(Part1) MNIST classifier training
By leveraging Job Submission, users can train a machine learning job in the background while doing other analyses in JupyterLab at the same time.
In this tutorial, we will go through a MNIST example, introduce and teach you how to use Job Submission functions, and also explain how Job Submission functions interact with other functions in PrimeHub.
Prerequisite
Group Volume
To fully utilize all Job Submission functions, there must be a group volume
in your group. If you do not have one, please ask your administrator to create one for you.

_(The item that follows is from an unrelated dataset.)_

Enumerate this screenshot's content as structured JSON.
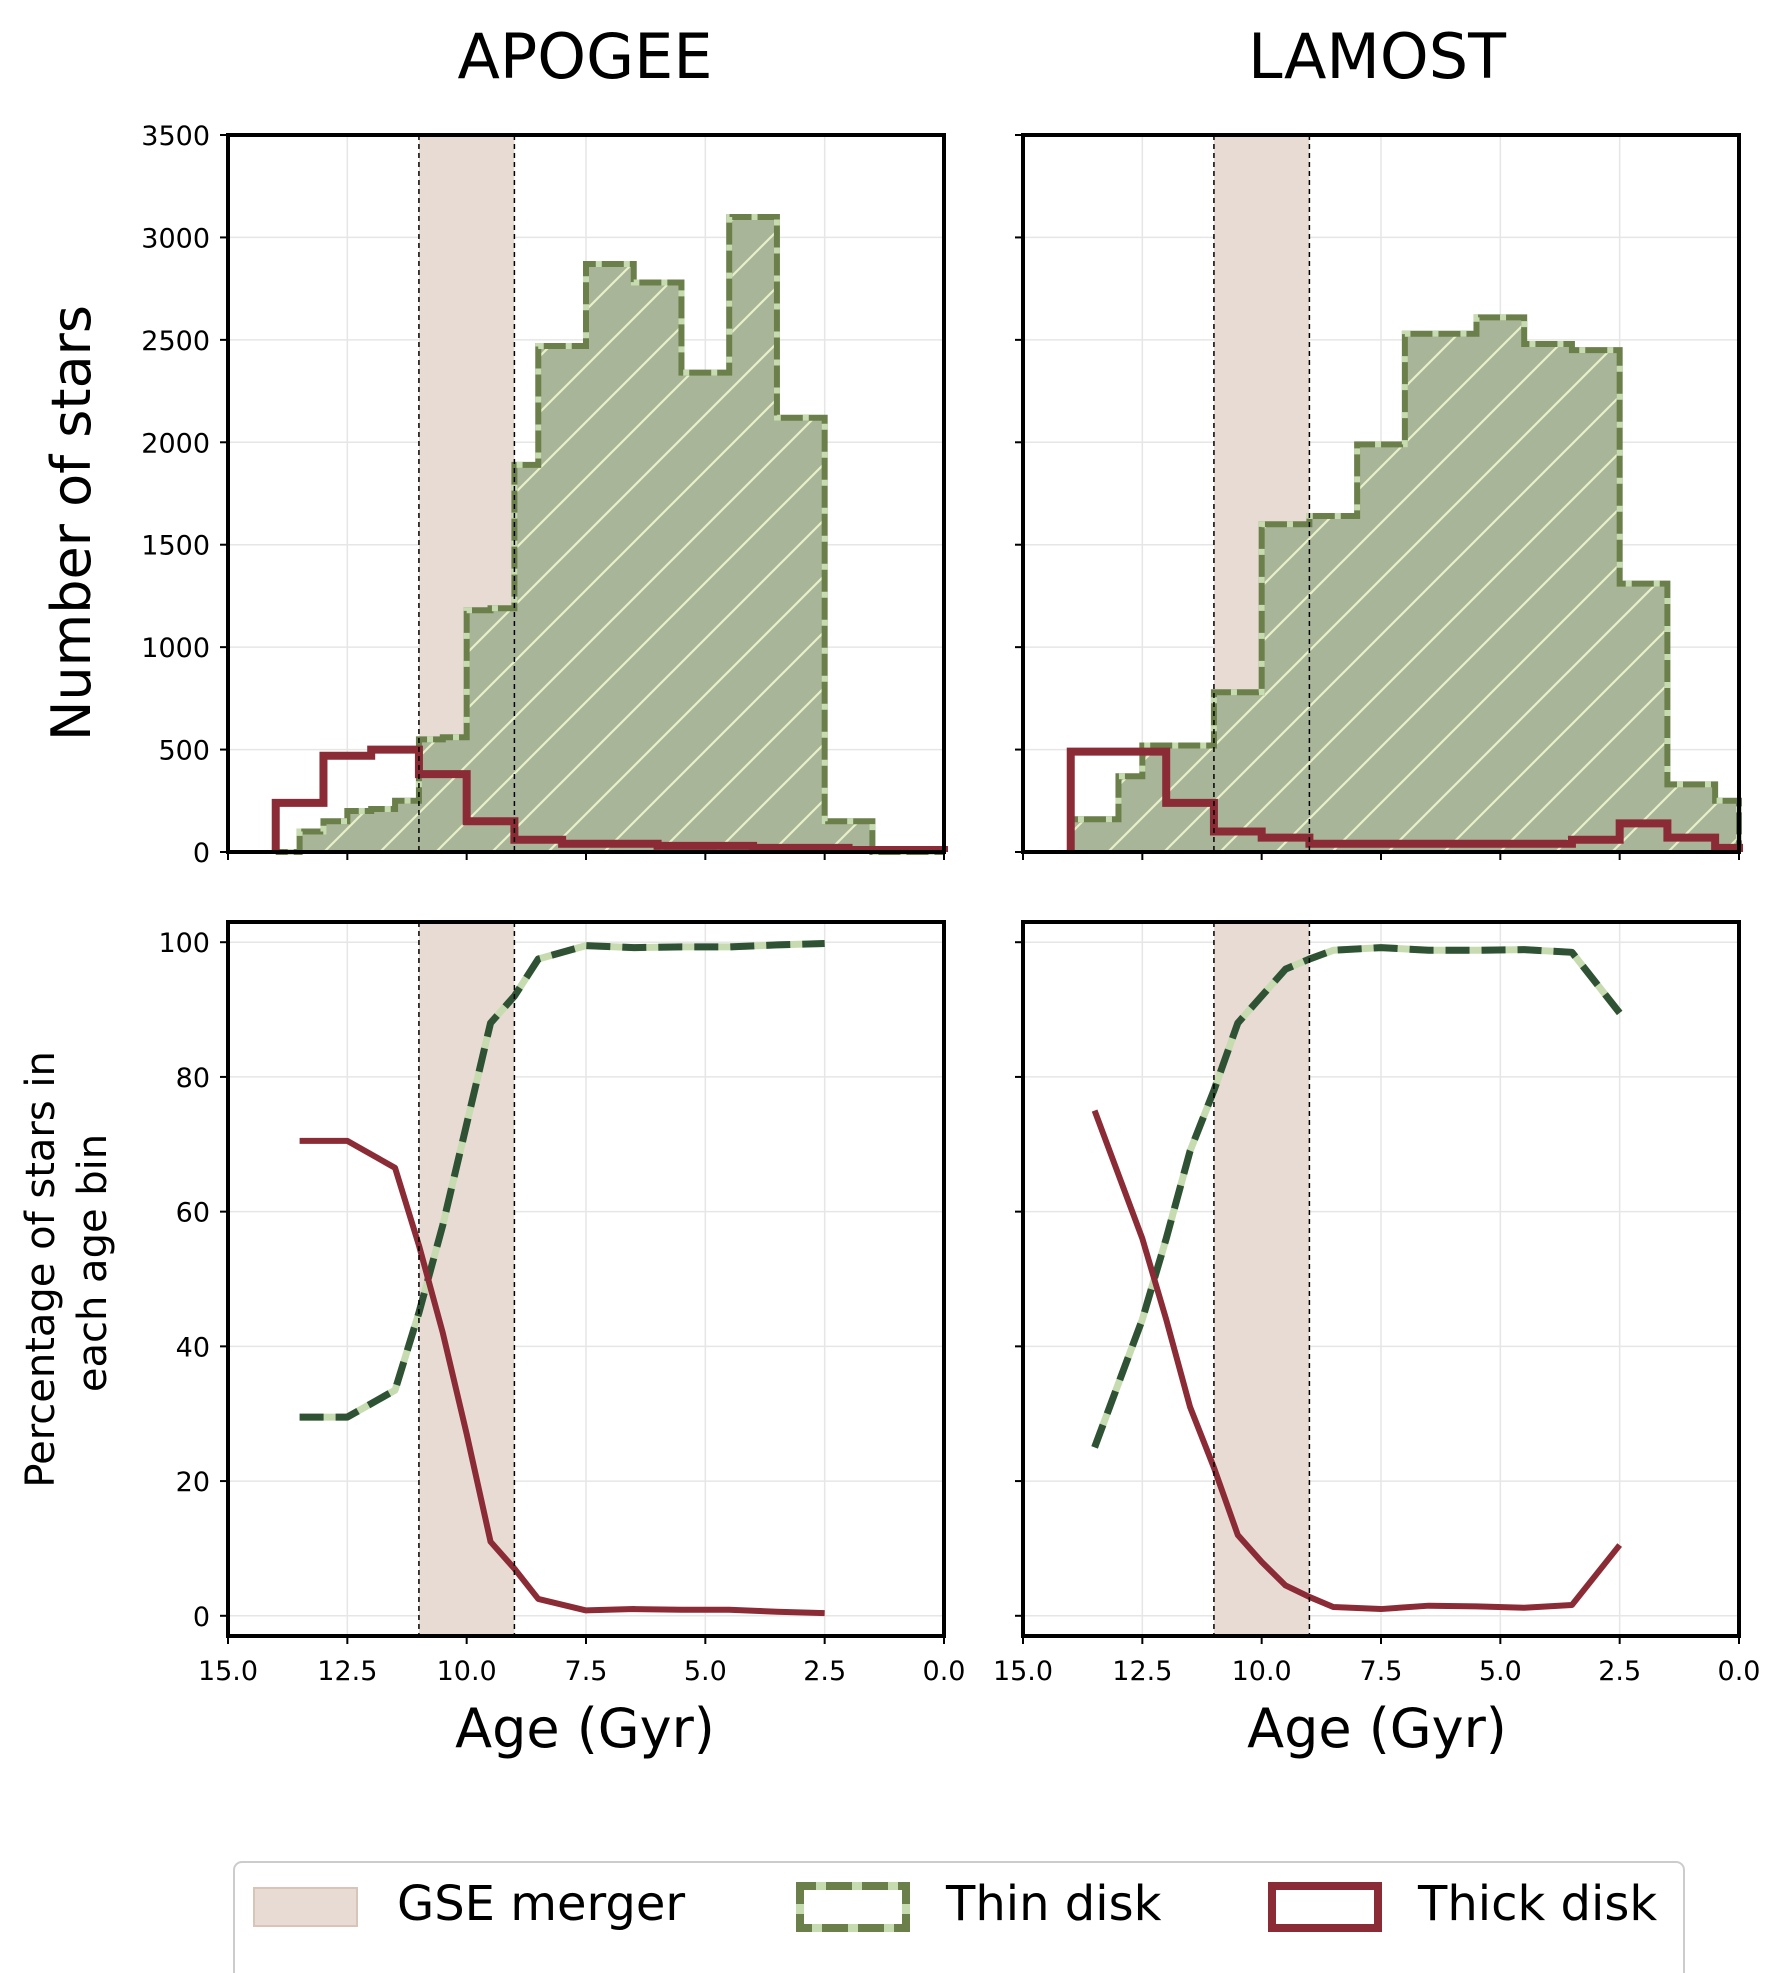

Jobs cannot access user volume
and a job's working directory is also a temporary directory. Therefore, the easiest way to persist your outputs is to output them into group volume
. Also, the easiest way to use the code written in JupyterLab is to put your code in group volume
.
The rest of this tutorial assumes that you have group volume
.
Ask your administrator to switch on shared volume in Groups tab under the Admin page
Image and Instance Type
This tutorial uses Tensorflow 1.14 to train a MNIST handwritten digit classifier and assumes we at least have one virtual cpu and 2GB RAM when running a job.
Please make sure you have this kind of image
and instance type
. If not, please also submit a request to your administrator to create these for you in the Admin page.
Group Quota and User Quota
For this tutorial, the necessary total quota is two virtual CPU and 4GB RAM. Please ensure that you have enough quota or contact your administrator.